Being sought after for your email address can be a first step. Once women are engaged in international collaborations, their experiences tend to be very positive in the sense that having the .edu bonus is more of an advantage than their gender is a disadvantage. Zippel’s work sheds light on how women researchers from the United States are escaping the gender-based biases and circumventing the institutional politics that hold them back at home.

Zippel’s work digs into the subcultures and politics of global scientific knowledge production with specific attention to gender and inequality. Her objective is to highlight asymmetrical power relations and the sometimes subtle yet systemic patterns of exclusion that result in structural inequalities. I strongly recommend her books, which are both readable and thought provoking.


Footnotes and References
1Ahmed MZ (January 4, 2016). The postdoc crisis. The Scientist. http://bit.ly/1VC4eJK.
2www.csh-asia.org/overview.html.
3Monaghan P (2017). A strategy to transcend gender inequity. Chronicle of Higher Education.
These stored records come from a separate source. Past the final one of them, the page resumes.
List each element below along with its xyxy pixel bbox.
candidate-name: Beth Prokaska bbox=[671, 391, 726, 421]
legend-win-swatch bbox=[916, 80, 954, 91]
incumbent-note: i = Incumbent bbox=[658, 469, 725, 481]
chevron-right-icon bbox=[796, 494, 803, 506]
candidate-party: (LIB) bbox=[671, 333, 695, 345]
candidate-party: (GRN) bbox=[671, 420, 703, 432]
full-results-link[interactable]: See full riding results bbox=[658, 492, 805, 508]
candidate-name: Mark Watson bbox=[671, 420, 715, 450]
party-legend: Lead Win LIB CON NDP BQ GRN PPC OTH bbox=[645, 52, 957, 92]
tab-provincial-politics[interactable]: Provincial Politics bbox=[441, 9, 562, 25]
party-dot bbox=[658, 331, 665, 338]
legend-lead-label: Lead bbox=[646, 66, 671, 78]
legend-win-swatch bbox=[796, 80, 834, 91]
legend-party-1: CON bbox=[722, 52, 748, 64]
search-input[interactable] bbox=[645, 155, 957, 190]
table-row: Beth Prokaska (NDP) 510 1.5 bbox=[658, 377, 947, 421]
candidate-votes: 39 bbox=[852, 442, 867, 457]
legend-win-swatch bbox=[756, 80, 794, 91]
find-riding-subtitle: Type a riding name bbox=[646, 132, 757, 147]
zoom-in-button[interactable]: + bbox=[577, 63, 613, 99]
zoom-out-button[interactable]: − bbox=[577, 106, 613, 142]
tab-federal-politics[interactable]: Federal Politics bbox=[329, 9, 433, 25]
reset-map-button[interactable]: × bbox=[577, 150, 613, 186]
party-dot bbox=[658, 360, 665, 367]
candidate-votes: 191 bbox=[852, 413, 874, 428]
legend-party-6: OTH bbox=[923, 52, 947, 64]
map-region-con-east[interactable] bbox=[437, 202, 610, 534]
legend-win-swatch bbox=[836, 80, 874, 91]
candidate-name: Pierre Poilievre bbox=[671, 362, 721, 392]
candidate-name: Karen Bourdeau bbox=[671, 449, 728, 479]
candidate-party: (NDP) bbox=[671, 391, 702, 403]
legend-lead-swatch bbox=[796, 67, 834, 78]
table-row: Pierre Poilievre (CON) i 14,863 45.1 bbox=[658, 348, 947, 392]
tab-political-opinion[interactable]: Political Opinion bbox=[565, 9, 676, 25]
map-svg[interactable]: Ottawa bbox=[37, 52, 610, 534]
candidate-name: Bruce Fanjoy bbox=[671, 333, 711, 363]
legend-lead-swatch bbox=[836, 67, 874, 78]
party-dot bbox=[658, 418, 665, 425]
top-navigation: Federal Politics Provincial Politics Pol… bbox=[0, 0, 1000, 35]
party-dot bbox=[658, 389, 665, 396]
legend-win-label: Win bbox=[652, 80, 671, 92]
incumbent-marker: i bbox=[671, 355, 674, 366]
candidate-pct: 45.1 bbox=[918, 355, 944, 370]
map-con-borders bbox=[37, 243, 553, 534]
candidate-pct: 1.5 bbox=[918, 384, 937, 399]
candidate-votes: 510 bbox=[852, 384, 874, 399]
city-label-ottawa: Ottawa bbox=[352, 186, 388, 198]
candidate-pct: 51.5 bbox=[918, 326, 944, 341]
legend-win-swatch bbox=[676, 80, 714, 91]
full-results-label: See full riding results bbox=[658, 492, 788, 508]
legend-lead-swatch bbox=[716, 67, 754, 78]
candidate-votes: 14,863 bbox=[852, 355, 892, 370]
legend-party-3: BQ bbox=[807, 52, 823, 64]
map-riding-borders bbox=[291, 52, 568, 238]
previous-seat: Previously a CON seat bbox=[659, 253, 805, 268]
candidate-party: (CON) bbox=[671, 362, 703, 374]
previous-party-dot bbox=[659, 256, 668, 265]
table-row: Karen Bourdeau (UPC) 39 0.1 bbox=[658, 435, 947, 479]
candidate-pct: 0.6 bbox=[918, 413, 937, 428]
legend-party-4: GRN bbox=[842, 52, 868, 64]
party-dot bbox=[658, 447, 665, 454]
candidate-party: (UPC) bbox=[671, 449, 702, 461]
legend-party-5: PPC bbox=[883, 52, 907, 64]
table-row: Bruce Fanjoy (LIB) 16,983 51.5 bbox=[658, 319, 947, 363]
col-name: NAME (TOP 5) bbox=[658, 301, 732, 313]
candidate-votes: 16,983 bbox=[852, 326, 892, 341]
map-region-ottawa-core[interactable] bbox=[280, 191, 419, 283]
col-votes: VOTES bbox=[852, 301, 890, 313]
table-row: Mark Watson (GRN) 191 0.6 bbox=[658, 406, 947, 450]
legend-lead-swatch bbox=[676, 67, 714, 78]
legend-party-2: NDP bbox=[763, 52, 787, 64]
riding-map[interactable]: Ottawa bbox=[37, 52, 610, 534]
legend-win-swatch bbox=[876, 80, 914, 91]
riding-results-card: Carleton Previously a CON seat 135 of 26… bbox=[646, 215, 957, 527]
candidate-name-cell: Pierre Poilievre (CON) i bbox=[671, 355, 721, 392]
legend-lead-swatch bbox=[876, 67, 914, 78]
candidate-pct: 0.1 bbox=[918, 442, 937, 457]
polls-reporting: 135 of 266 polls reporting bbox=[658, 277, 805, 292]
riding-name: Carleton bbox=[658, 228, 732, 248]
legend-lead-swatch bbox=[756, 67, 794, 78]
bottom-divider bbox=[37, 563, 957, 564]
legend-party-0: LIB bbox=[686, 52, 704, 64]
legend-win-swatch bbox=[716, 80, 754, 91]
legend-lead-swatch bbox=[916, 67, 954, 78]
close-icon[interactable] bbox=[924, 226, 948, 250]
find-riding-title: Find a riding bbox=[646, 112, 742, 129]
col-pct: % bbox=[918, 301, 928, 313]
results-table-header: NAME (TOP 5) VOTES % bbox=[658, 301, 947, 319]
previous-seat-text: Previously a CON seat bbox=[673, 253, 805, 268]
April 28.
4www.embl.de/index.php.
5While working with the National Science Foundation Advance grants and conducting research for her 2006 book, The Politics of Sexual Harassment: A Comparative Study of the United States, the European Union, and Germany, Zippel found that male applicants outnumbered females fourfold.
6Zippel K (2006). The Politics of Sexual Harassment: A Comparative Study of the United States, European Union, and Germany. Cambridge University Press.